Semua orang kembali di buat terkejut dengan berita ini. Mereka benar-benar tidak menyangka bahwa kembang Pertapaan Gunung Mahameru akan menikah. Ini tentu saja mematahkan hati mereka dan para pemuda di sekitar Pertapaan Gunung Mahameru yang ingin bersanding dengan Dyah Kirana di pelaminan. Seketika itu juga, tatapan mata sinis langsung tertuju pada Panji Tejo Laksono. Walaupun dalam hati kecilnya mereka mengakui bahwa Panji Tejo Laksono jauh lebih tampan dari mereka, namun rasa tidak suka pada sang pangeran muda ini langsung menyebar di kalangan para pemuda Wanua Karang Lawang yang berkumpul di pendopo rumah Ki Lurah Mpu Suta.
Panji Tejo Laksono kemudian duduk bersama dengan Ki Jatmika dan seluruh tamu nya sedangkan Song Zhao Meng dan Dyah Kirana sedikit terpisah dari tempat mereka berada.
Prayogo yang kebetulan berada di dekat Panji Tejo Laksono, langsung berucap dengan nada sinis terhadap Panji Tejo Laksono.
"Pendekar, kau sungguh sangat luar biasa beruntung. Bisa mendapatkan seorang Dewi yang menjadi pujaan hati semua orang di sekitar wilayah ini.
Ilmu pelet apa yang kau gunakan hemm??"
Panji Tejo Laksono langsung tersenyum tipis mendengar pertanyaan itu.
"Kisanak, aku memang sangat beruntung bisa menjadi calon suami dari Dyah Kirana. Itu semua aku dapatkan dari permintaan Maharesi Padmanaba untuk terus menjaga cucu kesayangannya ini setelah kematian nya", jawab jujur Panji Tejo Laksono.
Tentu saja ucapan ini langsung membuat para pemuda yang ada di tempat itu langsung terdiam sejenak. Lalu mereka saling berpandangan sejenak sebelum tertawa terbahak-bahak mendengar jawaban dari sang pangeran muda.
"Huahahahahahaha...
Kau sungguh pintar membual. Maharesi Padmanaba adalah orang suci yang tidak bisa mati. Bahkan Dewa Yamadipati saja ketakutan hendak mencabut nyawa nya.
"Apa yang lucu?! Omongan Kakang Tejo memang benar adanya!!"
Teriakan keras Dyah Kirana seketika membuat tawa orang orang di pendopo rumah Ki Lurah Mpu Suta ini terhenti.
"Be-benarkah guru sudah meninggal dunia, Nini? Ka-kapan itu terjadi?", Mpu Suta terbata-bata saat berkata demikian.
Dyah Kirana segera menceritakan semua kisah kejadian itu.
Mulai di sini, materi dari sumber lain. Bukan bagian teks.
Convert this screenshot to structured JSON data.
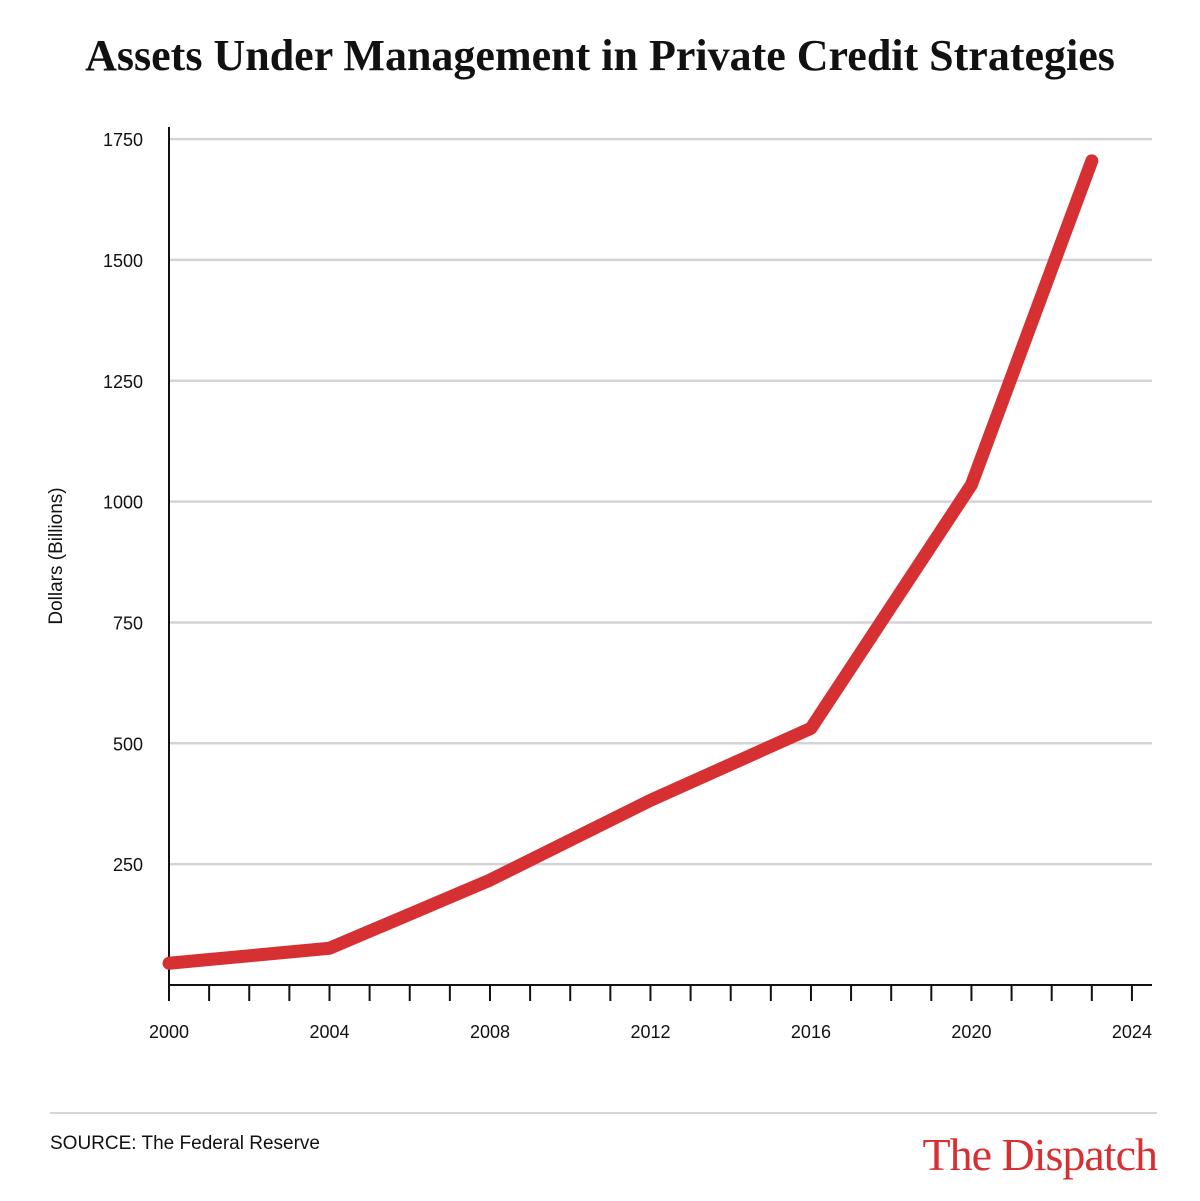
{
  "chart_data": {
    "type": "line",
    "title": "Assets Under Management in Private Credit Strategies",
    "y_label": "Dollars (Billions)",
    "source": "SOURCE: The Federal Reserve",
    "brand": "The Dispatch",
    "x": [
      2000,
      2004,
      2008,
      2012,
      2016,
      2020,
      2023
    ],
    "series": [
      {
        "name": "Assets Under Management",
        "color": "#d63033",
        "values": [
          45,
          76,
          217,
          382,
          531,
          1035,
          1705
        ]
      }
    ],
    "xlim": [
      2000,
      2024.5
    ],
    "xticks": [
      2000,
      2004,
      2008,
      2012,
      2016,
      2020,
      2024
    ],
    "xminorticks": [
      2001,
      2002,
      2003,
      2005,
      2006,
      2007,
      2009,
      2010,
      2011,
      2013,
      2014,
      2015,
      2017,
      2018,
      2019,
      2021,
      2022,
      2023
    ],
    "ylim": [
      0,
      1775
    ],
    "yticks": [
      250,
      500,
      750,
      1000,
      1250,
      1500,
      1750
    ],
    "grid": true
  }
}
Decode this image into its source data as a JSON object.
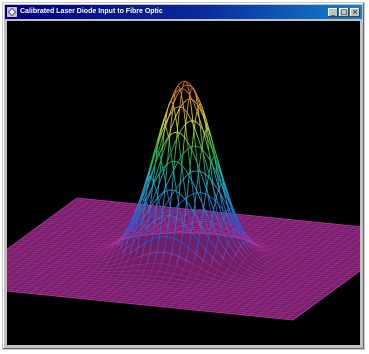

Mulai dari kepergian dia dan kakeknya hingga bertemu dengan Panji Tejo Laksono. Mereka semua kembali di kejutkan oleh perkataan Dyah Kirana yang mengatakan bahwa Panji Tejo Laksono menerima semua ilmu kesaktian Maharesi Padmanaba agar sang Maharesi bisa meninggalkan dunia fana ini. Pandangan mata semua orang kembali tertuju pada Panji Tejo Laksono yang masih duduk bersila dengan tenang.
"Ma-maafkan kami, Pendekar. Sungguh kami tidak tahu kalau kau adalah murid terakhir dari guru ku sebelum dia meninggal.
Aku mengucapkan selamat kepada mu atas rencana pernikahan mu dengan Nini Dyah Kirana ", ucap Mpu Suta seolah mewakili semua orang yang ada di tempat itu.
"Ah bukan masalah besar, Ki Lurah. Aku malah yang sangat berterimakasih pada mu karena sudah mengijinkan kami untuk bermalam di tempat ini", Panji Tejo Laksono mengangguk mengerti.
Setelah itu, perlakuan semua orang pada Panji Tejo Laksono dan kawan-kawan nya langsung berubah hormat. Ki Lurah Mpu Suta bahkan menyuruh mereka untuk menyembelih kambing untuk menjamu Panji Tejo Laksono dan kawan-kawan yang menjadi tamu kehormatan mereka malam itu.
Suasana di tempat itu langsung berubah meriah.
Setelah melewati malam hari yang penuh kegembiraan, keesokan paginya rombongan Panji Tejo Laksono meninggalkan rumah Ki Lurah Mpu Suta untuk meneruskan perjalanan mereka ke Pertapaan Gunung Mahameru yang ada di sebelah timur.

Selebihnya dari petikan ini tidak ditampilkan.